UltraFastBERT-1x11-long

Property	Value
Parameter Count	189M
License	MIT
Paper	arXiv:2311.10770
Tensor Type	F32
Training Data	EleutherAI/pile

What is UltraFastBERT-1x11-long?

UltraFastBERT-1x11-long is a groundbreaking BERT variant that achieves remarkable efficiency by using only 0.3% of its neurons during inference while maintaining performance comparable to traditional BERT models. The model selectively engages just 12 out of 4095 neurons for each layer inference, implementing fast feedforward networks (FFFs) instead of traditional feedforward layers.

Implementation Details

The model introduces a novel approach to neural network efficiency, achieving a 78x speedup on CPU over optimized baseline feedforward implementation. It utilizes fast feedforward networks (FFFs) and demonstrates a 40x speedup over equivalent batched feedforward inference in PyTorch implementation.

Pretrained on EleutherAI/pile dataset
Implements selective neuron engagement mechanism
Achieves 83.0% average score on GLUE benchmark tasks
Uses MIT license for open development

Core Capabilities

Masked Language Modeling
Efficient inference with minimal computational resources
Strong performance on GLUE tasks (MNLI, QQP, QNLI, SST-2, STS-B, MRPC, RTE)
Compatible with standard transformer libraries

Frequently Asked Questions

Q: What makes this model unique?

The model's ability to use only 0.3% of its neurons during inference while maintaining BERT-level performance makes it unique.
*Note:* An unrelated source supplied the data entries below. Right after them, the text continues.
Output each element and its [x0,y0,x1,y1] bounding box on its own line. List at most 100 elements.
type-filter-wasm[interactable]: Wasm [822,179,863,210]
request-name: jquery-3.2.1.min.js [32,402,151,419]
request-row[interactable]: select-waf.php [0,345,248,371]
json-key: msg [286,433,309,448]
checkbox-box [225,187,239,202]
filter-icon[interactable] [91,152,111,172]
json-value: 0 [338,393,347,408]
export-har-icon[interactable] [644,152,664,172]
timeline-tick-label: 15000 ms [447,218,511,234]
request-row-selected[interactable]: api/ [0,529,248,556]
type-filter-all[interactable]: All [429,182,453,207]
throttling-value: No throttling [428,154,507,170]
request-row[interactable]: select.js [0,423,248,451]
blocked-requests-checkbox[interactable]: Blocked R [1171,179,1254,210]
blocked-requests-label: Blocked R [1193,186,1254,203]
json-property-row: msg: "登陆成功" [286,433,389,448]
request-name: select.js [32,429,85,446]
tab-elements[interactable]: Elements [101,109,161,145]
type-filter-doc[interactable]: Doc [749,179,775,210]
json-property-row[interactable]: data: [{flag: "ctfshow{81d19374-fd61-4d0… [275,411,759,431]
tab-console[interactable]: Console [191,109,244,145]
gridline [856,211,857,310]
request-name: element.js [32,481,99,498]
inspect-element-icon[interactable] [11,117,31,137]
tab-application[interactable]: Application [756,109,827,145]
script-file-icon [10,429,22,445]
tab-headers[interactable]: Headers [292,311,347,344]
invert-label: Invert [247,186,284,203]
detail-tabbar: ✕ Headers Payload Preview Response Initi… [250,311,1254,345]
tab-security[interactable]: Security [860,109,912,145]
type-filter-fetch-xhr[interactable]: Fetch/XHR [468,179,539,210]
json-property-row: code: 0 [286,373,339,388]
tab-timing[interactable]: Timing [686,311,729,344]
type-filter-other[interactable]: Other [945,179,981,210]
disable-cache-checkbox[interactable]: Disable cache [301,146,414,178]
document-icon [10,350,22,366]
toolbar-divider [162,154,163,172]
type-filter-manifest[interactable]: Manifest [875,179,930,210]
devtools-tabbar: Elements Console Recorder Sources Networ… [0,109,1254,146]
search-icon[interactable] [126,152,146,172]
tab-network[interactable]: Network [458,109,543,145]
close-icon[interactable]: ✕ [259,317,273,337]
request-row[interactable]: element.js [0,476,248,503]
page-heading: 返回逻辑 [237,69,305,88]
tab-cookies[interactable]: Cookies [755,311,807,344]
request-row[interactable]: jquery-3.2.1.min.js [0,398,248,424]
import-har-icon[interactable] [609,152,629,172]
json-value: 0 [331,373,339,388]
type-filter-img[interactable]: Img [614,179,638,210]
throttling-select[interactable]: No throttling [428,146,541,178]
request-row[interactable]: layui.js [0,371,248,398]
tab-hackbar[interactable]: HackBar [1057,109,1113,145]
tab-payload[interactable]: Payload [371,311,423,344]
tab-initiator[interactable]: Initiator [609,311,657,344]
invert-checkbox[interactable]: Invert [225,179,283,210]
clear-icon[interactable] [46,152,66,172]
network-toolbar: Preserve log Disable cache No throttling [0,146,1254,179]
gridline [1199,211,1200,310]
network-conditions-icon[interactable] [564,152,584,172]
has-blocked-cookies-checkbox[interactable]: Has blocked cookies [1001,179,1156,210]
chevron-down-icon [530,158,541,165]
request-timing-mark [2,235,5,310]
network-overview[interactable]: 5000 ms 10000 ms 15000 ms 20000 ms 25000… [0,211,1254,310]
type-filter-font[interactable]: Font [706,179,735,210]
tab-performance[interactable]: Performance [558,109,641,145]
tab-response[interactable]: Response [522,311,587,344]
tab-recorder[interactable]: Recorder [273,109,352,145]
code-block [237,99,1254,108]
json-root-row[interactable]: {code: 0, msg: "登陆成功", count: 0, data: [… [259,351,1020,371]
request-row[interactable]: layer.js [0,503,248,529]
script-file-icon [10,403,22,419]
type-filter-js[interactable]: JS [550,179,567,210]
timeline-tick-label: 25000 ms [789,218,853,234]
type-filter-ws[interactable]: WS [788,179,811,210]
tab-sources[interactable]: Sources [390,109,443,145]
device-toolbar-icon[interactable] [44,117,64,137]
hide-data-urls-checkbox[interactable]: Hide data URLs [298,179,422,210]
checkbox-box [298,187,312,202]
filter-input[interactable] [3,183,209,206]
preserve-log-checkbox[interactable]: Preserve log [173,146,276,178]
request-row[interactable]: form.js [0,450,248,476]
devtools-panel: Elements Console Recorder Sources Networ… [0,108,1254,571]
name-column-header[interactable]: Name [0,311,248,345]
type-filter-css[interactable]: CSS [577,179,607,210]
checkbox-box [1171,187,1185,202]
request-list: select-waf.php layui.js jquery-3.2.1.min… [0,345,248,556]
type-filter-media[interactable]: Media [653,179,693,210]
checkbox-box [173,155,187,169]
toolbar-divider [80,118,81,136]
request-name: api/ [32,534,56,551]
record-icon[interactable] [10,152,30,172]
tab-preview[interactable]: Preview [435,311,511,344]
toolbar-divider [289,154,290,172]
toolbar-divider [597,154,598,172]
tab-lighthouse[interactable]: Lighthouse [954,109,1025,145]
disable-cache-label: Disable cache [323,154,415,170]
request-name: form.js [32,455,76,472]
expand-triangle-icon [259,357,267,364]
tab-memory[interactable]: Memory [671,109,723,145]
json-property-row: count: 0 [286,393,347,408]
It achieves this through innovative fast feedforward networks, resulting in significant speed improvements.

Q: What are the recommended use cases?

The model is primarily intended for research purposes and fine-tuning on downstream tasks like GLUE. However, it's important to note that this is a raw pretraining checkpoint and is currently untested and unfit for deployment in production environments.